Of the Jameson essay Doug exerpted, this passage caught my eye:
> What is particularly noteworthy is the poverty of the materials from
> which such new perception has been fashioned; for the ear is the
> most archaic of the senses, and instrumental sounds are far more
> abstract and inexpressive than words or visual symbols. Yet in one
> of those paradoxical reversals that characterize the dialectical
> process, it is precisely this primitive, regressive starting point
> that determines the development of the most complex of the arts.
>
This is from an essay on Adorno? It seems to run counter to some of
Adorno's own positions. I thought Adorno held that the mimetic aspect
of the arts, while unacknowledged, was ever present; and so the lines
and harmonies of Western music are always expressive.

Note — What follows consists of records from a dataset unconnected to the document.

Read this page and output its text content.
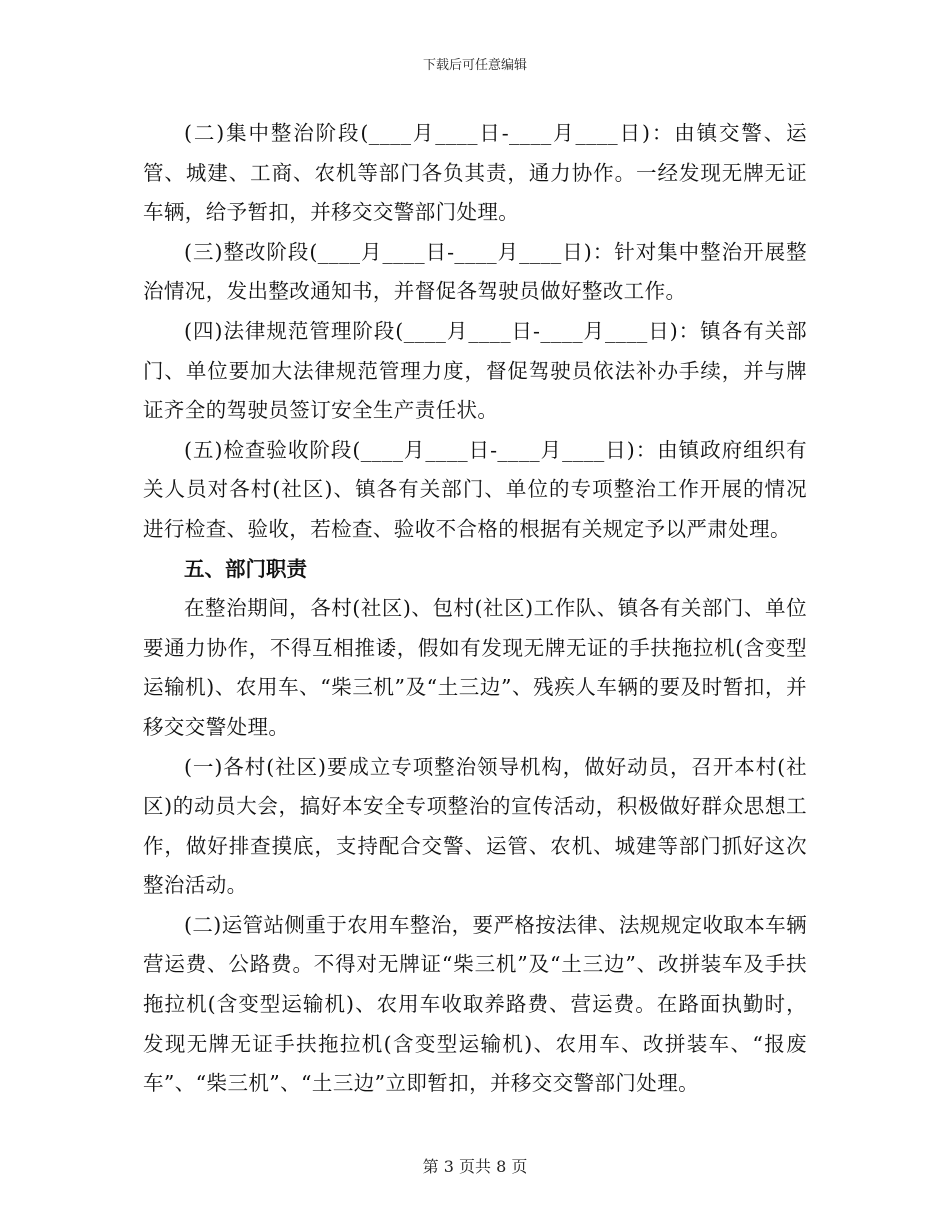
下载后可任意编辑

(二)集中整治阶段(____月____日-____月____日)：由镇交警、运管、城建、工商、农机等部门各负其责，通力协作。一经发现无牌无证车辆，给予暂扣，并移交交警部门处理。

(三)整改阶段(____月____日-____月____日)：针对集中整治开展整治情况，发出整改通知书，并督促各驾驶员做好整改工作。

(四)法律规范管理阶段(____月____日-____月____日)：镇各有关部门、单位要加大法律规范管理力度，督促驾驶员依法补办手续，并与牌证齐全的驾驶员签订安全生产责任状。

(五)检查验收阶段(____月____日-____月____日)：由镇政府组织有关人员对各村(社区)、镇各有关部门、单位的专项整治工作开展的情况进行检查、验收，若检查、验收不合格的根据有关规定予以严肃处理。

五、部门职责

在整治期间，各村(社区)、包村(社区)工作队、镇各有关部门、单位要通力协作，不得互相推诿，假如有发现无牌无证的手扶拖拉机(含变型运输机)、农用车、“柴三机”及“土三边”、残疾人车辆的要及时暂扣，并移交交警处理。

(一)各村(社区)要成立专项整治领导机构，做好动员，召开本村(社区)的动员大会，搞好本安全专项整治的宣传活动，积极做好群众思想工作，做好排查摸底，支持配合交警、运管、农机、城建等部门抓好这次整治活动。

(二)运管站侧重于农用车整治，要严格按法律、法规规定收取本车辆营运费、公路费。不得对无牌证“柴三机”及“土三边”、改拼装车及手扶拖拉机(含变型运输机)、农用车收取养路费、营运费。在路面执勤时，发现无牌无证手扶拖拉机(含变型运输机)、农用车、改拼装车、“报废车”、“柴三机”、“土三边”立即暂扣，并移交交警部门处理。

第 3 页共 8 页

Somebody mentioned Adorno's essay on Schoenberg in *Prisms*. What
struck me most about it was Adorno's discussion of the emotive and
expressive content of Schoenberg's music. He doesn't deny that
Schoenberg's music requires an effort on the part of the listener (the
phrase, I think, is "requires not mere contemplation but active
praxis"), but emphasizes that the experience that will follow will be
an emotional, visceral one.
I don't know what non-Western music Adorno knew, but his training in
Western music was extensive. He studied composition with Alban Berg,
and almost became a composer rather than a philosopher. He left
behind some chamber music and songs, as well as an unfinished opera of
(believe it or not) Twain's *Tom Sawyer*.